The list includes companies like TransCanada Turbines, Costco, Mirolin Industries Corporation, and Alberta Injection Mouldings.  

It’s not just new arrivals that find success in Airdrie. Techmation Electric and Controls Ltd. has been headquartered in Airdrie for nearly a decade. Most recently, Deloitte named it one of Canada’s Best Managed Companies. Companies see that Airdrie offers a location and business environment where they can be successful.

“Our business satisfaction survey reflected that 78 per cent of our businesses have no problem finding and retaining employees. The other interesting thing is that about 35 per cent of our workforce comes from Calgary into Airdrie,” Rupert explained. “We have a real draw from around the region as well. A lot of our employees come from small towns to work in Airdrie.”

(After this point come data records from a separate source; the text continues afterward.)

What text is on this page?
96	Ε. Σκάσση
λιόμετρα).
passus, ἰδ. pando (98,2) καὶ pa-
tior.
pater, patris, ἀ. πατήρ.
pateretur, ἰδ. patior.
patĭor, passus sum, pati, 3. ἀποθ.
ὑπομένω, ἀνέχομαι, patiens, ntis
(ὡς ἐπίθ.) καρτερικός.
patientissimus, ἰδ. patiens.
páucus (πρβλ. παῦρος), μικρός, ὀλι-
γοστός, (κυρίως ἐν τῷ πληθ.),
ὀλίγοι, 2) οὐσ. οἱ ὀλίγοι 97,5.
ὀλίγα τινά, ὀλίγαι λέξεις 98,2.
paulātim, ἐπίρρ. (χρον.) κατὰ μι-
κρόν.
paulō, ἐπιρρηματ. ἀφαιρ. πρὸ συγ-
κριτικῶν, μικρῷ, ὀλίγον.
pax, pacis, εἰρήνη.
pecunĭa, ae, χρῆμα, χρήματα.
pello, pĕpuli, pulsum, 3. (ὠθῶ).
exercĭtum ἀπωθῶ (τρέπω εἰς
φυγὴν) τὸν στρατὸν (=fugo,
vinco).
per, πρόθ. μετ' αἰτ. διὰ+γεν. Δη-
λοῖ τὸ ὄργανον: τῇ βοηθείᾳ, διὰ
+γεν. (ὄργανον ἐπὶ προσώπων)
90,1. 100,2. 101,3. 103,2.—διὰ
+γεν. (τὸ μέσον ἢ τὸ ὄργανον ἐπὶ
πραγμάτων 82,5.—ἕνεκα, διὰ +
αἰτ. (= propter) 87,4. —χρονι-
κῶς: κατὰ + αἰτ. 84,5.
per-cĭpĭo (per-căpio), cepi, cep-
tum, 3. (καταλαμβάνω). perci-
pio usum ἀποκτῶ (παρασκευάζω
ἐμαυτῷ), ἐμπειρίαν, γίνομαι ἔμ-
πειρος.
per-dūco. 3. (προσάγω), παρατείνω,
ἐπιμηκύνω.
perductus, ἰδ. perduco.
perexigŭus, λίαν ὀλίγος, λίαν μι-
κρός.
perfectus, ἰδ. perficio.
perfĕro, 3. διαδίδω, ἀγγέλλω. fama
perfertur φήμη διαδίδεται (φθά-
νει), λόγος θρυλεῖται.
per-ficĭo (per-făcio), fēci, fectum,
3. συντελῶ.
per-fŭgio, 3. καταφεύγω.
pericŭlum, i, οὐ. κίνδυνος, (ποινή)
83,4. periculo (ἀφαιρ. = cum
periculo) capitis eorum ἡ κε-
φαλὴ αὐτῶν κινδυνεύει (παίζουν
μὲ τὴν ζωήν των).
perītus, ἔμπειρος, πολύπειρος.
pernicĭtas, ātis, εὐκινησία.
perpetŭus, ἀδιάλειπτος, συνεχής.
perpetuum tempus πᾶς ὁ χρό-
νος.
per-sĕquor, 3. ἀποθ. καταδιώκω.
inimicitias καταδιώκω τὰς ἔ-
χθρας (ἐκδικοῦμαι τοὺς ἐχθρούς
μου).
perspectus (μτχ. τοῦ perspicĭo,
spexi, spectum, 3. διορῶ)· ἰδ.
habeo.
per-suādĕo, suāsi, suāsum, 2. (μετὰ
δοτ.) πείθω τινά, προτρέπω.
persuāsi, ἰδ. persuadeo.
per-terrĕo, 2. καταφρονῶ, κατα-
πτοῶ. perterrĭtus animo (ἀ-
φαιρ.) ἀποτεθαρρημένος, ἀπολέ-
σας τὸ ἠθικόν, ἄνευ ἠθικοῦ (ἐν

Another key to Airdrie is its smaller local government. Processes and permits move through the system efficiently, meaning that businesses are less restricted and are encouraged to grow and develop.

Quality of Life

Owning one of Alberta’s lowest property tax brackets makes Airdrie an attractive setting for both businesses and young families. Accordingly, a March 2013 Citizen Satisfaction Survey indicated that 96 per cent of residents rated Airdrie’s quality of life as ‘good to very good’, while 72 per cent felt Airdrie offers a good return for their tax dollars. Even through the economic downturn growth continued in Airdrie, as the city reported a near 12 per cent increase in residential growth.

“People feel very safe in the community,” Rupert said. “Although we are a city, we still have that small town atmosphere where people know their neighbours and feel safe.

Home to a range of recreational amenities, Airdrie has an exceptional minor hockey program, as well as a BMX Program where several past participants have gone on to represent Airdrie nationally. The state-of-the-art Genesis Place Recreation Centre, home to swimming pools, sports fields, an indoor track, a gymnastics centre, plus recently developed ice surfaces, offers a range of recreation choices, keeping Airdrie’s young families active.

Rupert added, “We’ve also just developed a new regional park that is home to a big skateboard park, a splash pad, and will eventually have a toboggan hill.

We are making sure we have lots of recreational activities for families.”

In an effort to further bring together the local community, integrated pathways link Airdrie neighbourhoods and, once the development is completed, the walkways will extend access across the entire city.

Given the growth that Airdrie has seen in recent years, the City is proactive about its future growth. In 2004, Airdrie added 7,000 acres of land as part of its 30-year strategy to accommodate local growth. As part of a new 60-year strategy, Airdrie annexed another 12,000 acres of land last year. The added capacity allows the community to continue growing, to pursue residential development, and to continue attracting families, new businesses, and commercial and industrial opportunities to Airdrie.